Afterwards, she claims Polette criticised her, telling her the man would refuse to come back and that she would have to make up for it.

Journalists wait outside the courtroom in Chalon-sur-Saone, France, where Bacot is standing trial for Polette’s murder

Having tried to drug Polette using sleeping pills crushed into his coffee, Bacot then went for a revolver that she knew her husband kept between the seats in the back of the car.

While he was sitting in the front seat, she drew the handgun and fired it once through the back of his neck, killing him instantly. 

Bacot then buried the body in a forest with the help of her two eldest sons and her daughter’s boyfriend, who she says offered to help so police wouldn’t take her away.

But in 2017, cops were alerted to the killing after the boyfriend confessed to his own mother – prompting her to call gendarmes.  

They arrested Bacot who subsequently confessed to the killing, but was released on bail one year later pending trial. 
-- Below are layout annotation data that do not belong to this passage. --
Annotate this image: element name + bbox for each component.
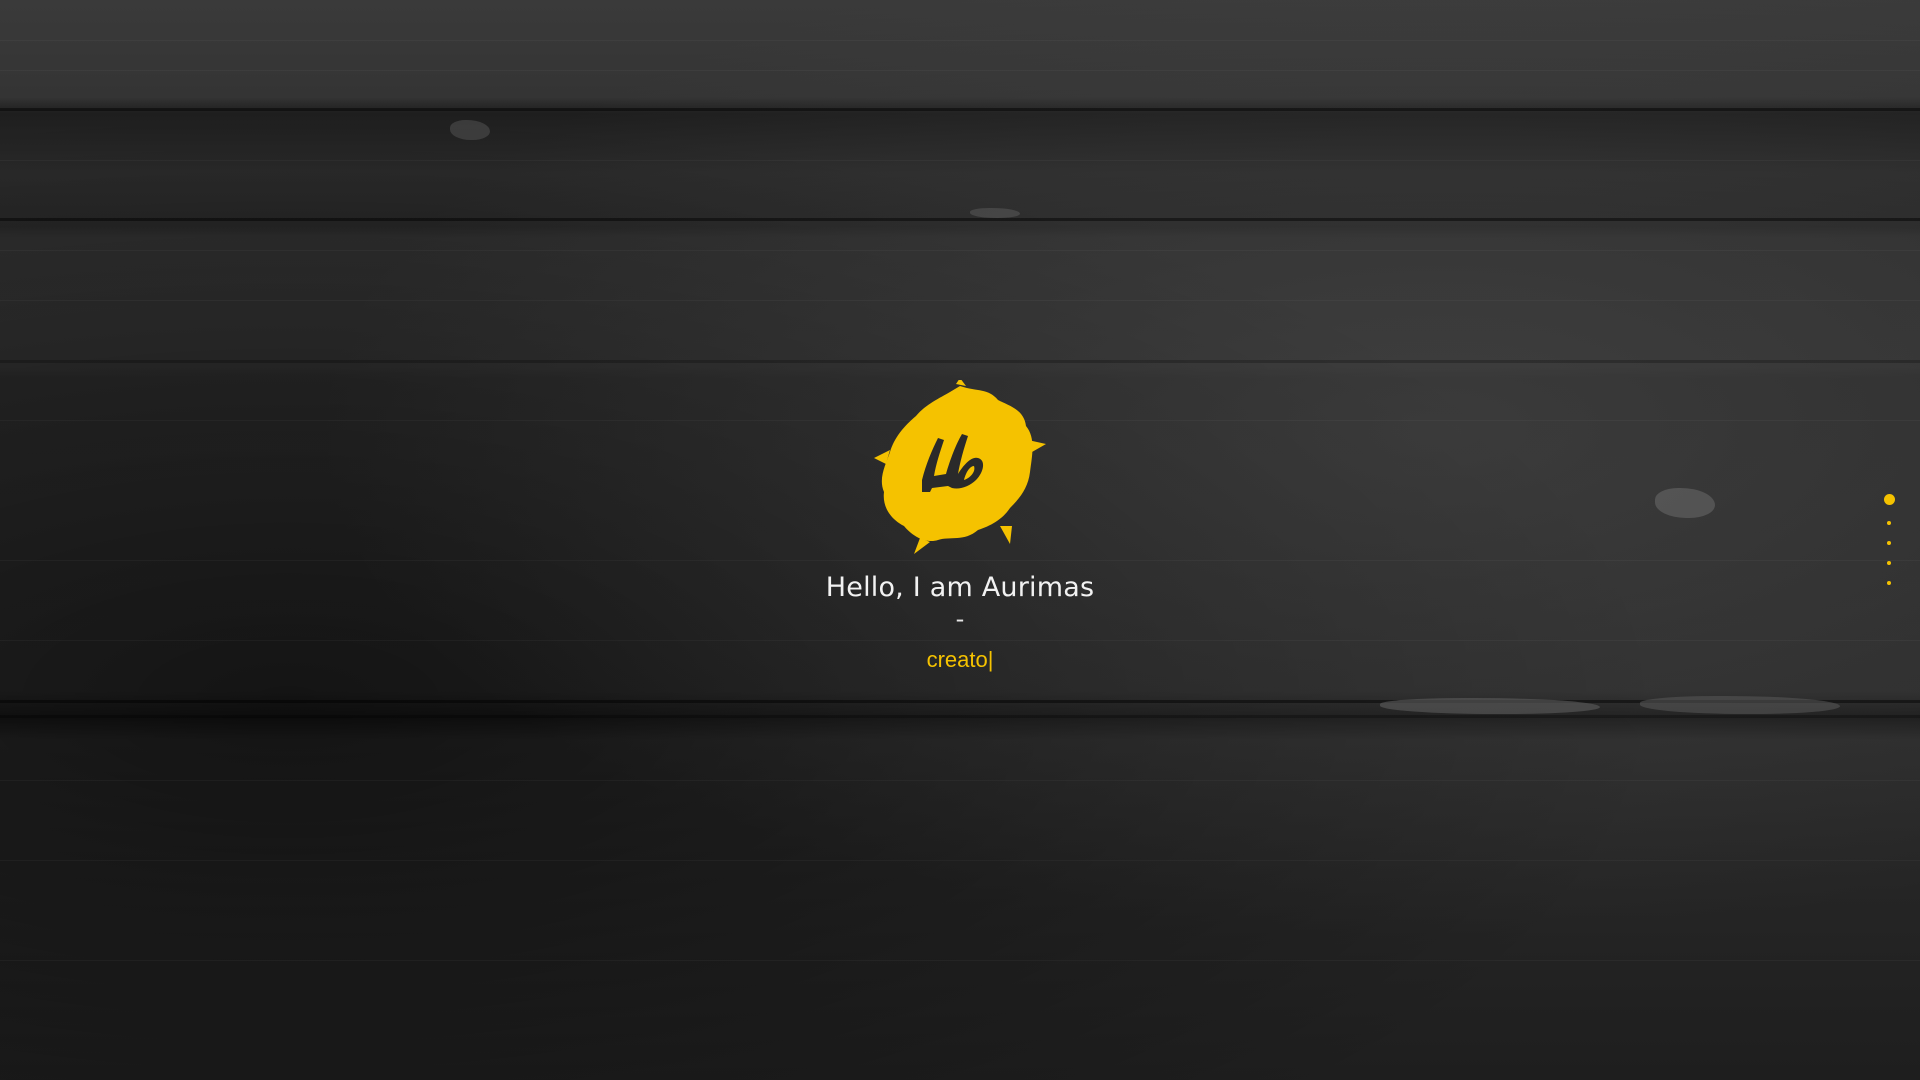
nav-dot-3[interactable] — [1887, 541, 1891, 545]
nav-dot-4[interactable] — [1887, 561, 1891, 565]
paint-chip — [1655, 488, 1715, 518]
typed-role-word: creato — [926, 647, 988, 672]
plank-seam — [0, 360, 1920, 363]
paint-chip — [450, 120, 490, 140]
plank-seam — [0, 715, 1920, 718]
section-nav-dots — [1882, 494, 1896, 601]
nav-dot-5[interactable] — [1887, 581, 1891, 585]
typing-caret: | — [987, 647, 994, 672]
wood-grain — [0, 860, 1920, 861]
nav-dot-1[interactable] — [1883, 494, 1895, 505]
page-background: Hello, I am Aurimas - creato| — [0, 0, 1920, 1080]
wood-grain — [0, 780, 1920, 781]
paint-chip — [1380, 698, 1600, 714]
wood-grain — [0, 960, 1920, 961]
greeting-separator: - — [955, 605, 965, 633]
wood-grain — [0, 70, 1920, 71]
wood-grain — [0, 300, 1920, 301]
nav-dot-2[interactable] — [1887, 521, 1891, 525]
plank-seam — [0, 218, 1920, 221]
brush-stroke-logo-icon[interactable] — [860, 380, 1060, 560]
wood-grain — [0, 160, 1920, 161]
wood-grain — [0, 40, 1920, 41]
wood-grain — [0, 250, 1920, 251]
paint-chip — [1640, 696, 1840, 714]
plank-seam — [0, 700, 1920, 703]
hero-section: Hello, I am Aurimas - creato| — [760, 380, 1160, 673]
greeting-heading: Hello, I am Aurimas — [825, 572, 1095, 603]
typed-role-text: creato| — [760, 647, 1160, 673]
plank-seam — [0, 108, 1920, 111]
paint-chip — [970, 208, 1020, 218]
Bacot’s sons and the daughter’s boyfriend were subsequently jailed for six months each for concealment of a corpse for the part they played in the cover-up.

Bacot now faces life in jail for murder. Her lawyers want the sentence reduced to 10 years in jail due to the abuse she suffered.

She made no comment as she arrived at the courthouse Monday, appearing intimidated by the crowd of reporters awaiting her.

Her lawyers said ahead of the trial that ‘the extreme violence that she suffered for 25 years and the fear that her daughter would be next’ pushed her to kill Polette.

The same lawyers, Janine Bonaggiunta and Nathalie Tomasini, had already defended Jacqueline Sauvage, a French woman who was sentenced to 10 years in prison for killing her abusive husband but won a presidential pardon in 2016 after becoming a symbol for the fight against violence directed at women.

‘These women who are victims of violence have no protection. The judiciary is still too slow, not reactive enough and too lenient towards the perpetrators who can continue to exercise their violent power,’ Bonaggiunta told AFP.

‘This is precisely what can push a desperate woman to kill in order to survive,’ she said.

Bacot was ‘certain that she needed to commit this act to protect her children’, a court evaluation found.

More than 500,000 people have signed a petition demanding that Bacot, who risks life in prison for murder, be cleared of the charge.